E la misericordia non è esattamente il donarsi di Dio in Gesù Cristo? E la partecipazione a questo
dono non esige quotidiana conversione dal “far calcoli” all’amore, al dono, alla misericordia?
Il secolo che sta alle nostre spalle è stato sotto molti aspetti un secolo terribile, colmo di guerre,
sopraffazioni, violenze, stermini, tragedie…; di fronte a tutto questo a molti riesce difficile parlare
di un Dio onnipotente e nello stesso tempo giusto e misericordioso. Dov’era e dov’è Dio, quando
tutte queste cose succedevano e succedono? Perché permette tutto questo? Tutta l’ingiusta
sofferenza – così ci si domanda – non è l’argomento più forte contro un Dio che è onnipotente e
misericordioso?; l’unica scusante per Dio sarebbe il fatto – così è stato detto – che egli non esiste
(così si esprime Stendhal)1.
Eppure – proprio questa situazione – esige di riflettere non solo sull’interrogativo “esiste Dio?”, per
quanto importante esso sia, ma sul Dio benigno, sul Dio “ricco di misericordia (Ef 2,4), sul Dio che
ci consola affinché possiamo a nostra volta consolare altri (2Cor 1,3s.)2.
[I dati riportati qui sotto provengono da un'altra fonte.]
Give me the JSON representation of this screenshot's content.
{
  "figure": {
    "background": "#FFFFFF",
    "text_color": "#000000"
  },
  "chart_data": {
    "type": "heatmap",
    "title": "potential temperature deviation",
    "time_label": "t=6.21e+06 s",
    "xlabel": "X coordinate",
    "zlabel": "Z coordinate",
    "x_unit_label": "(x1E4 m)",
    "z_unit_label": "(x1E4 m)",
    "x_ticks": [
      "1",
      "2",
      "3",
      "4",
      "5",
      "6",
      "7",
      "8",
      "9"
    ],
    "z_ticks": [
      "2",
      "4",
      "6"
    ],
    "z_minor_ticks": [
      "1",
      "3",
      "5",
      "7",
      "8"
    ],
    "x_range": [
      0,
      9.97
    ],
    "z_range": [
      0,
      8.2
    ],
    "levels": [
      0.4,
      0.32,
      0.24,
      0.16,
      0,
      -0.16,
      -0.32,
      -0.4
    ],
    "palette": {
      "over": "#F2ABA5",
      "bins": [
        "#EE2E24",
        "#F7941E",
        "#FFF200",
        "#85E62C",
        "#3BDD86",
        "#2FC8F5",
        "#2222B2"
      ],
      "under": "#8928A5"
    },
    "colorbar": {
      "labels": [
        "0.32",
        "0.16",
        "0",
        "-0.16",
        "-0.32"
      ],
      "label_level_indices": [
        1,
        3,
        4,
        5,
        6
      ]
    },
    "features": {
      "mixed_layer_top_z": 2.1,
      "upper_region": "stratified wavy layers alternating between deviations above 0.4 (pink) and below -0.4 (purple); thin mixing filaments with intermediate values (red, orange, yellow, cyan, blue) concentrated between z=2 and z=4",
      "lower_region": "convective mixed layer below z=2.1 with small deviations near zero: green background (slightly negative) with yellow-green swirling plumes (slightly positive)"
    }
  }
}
Non vi sembra che Papa Francesco – nel suo magistero e con il suo stile pastorale – abbia assunto
proprio questo impegno come cifra sintetica del suo pontificato?
Riascoltiamo le sue parole:
«La Chiesa “in uscita” è una Chiesa con le porte aperte. Uscire verso gli altri per giungere alle
periferie umane non vuol dire correre verso il mondo senza una direzione e senza senso. Molte volte
è meglio rallentare il passo, mettere da parte l’ansietà per guardare negli occhi e ascoltare, o
rinunciare alle urgenze per accompagnare chi è rimasto al bordo della strada. A volte è come il
padre del figlio prodigo, che rimane con le porte aperte perché quando ritornerà possa entrare senza
difficoltà.
La Chiesa è chiamata ad essere sempre la casa aperta del Padre. Uno dei segni concreti di questa
apertura è avere dappertutto chiese con le porte aperte. […] Ma ci sono altre porte che neppure si
devono chiudere. Tutti possono partecipare in qualche modo alla vita ecclesiale, tutti possono far
parte della comunità, e nemmeno le porte dei Sacramenti si dovrebbero chiudere per una ragione
qualsiasi. Questo vale soprattutto quando si tratta del sacramento che è la “porta”, il Battesimo.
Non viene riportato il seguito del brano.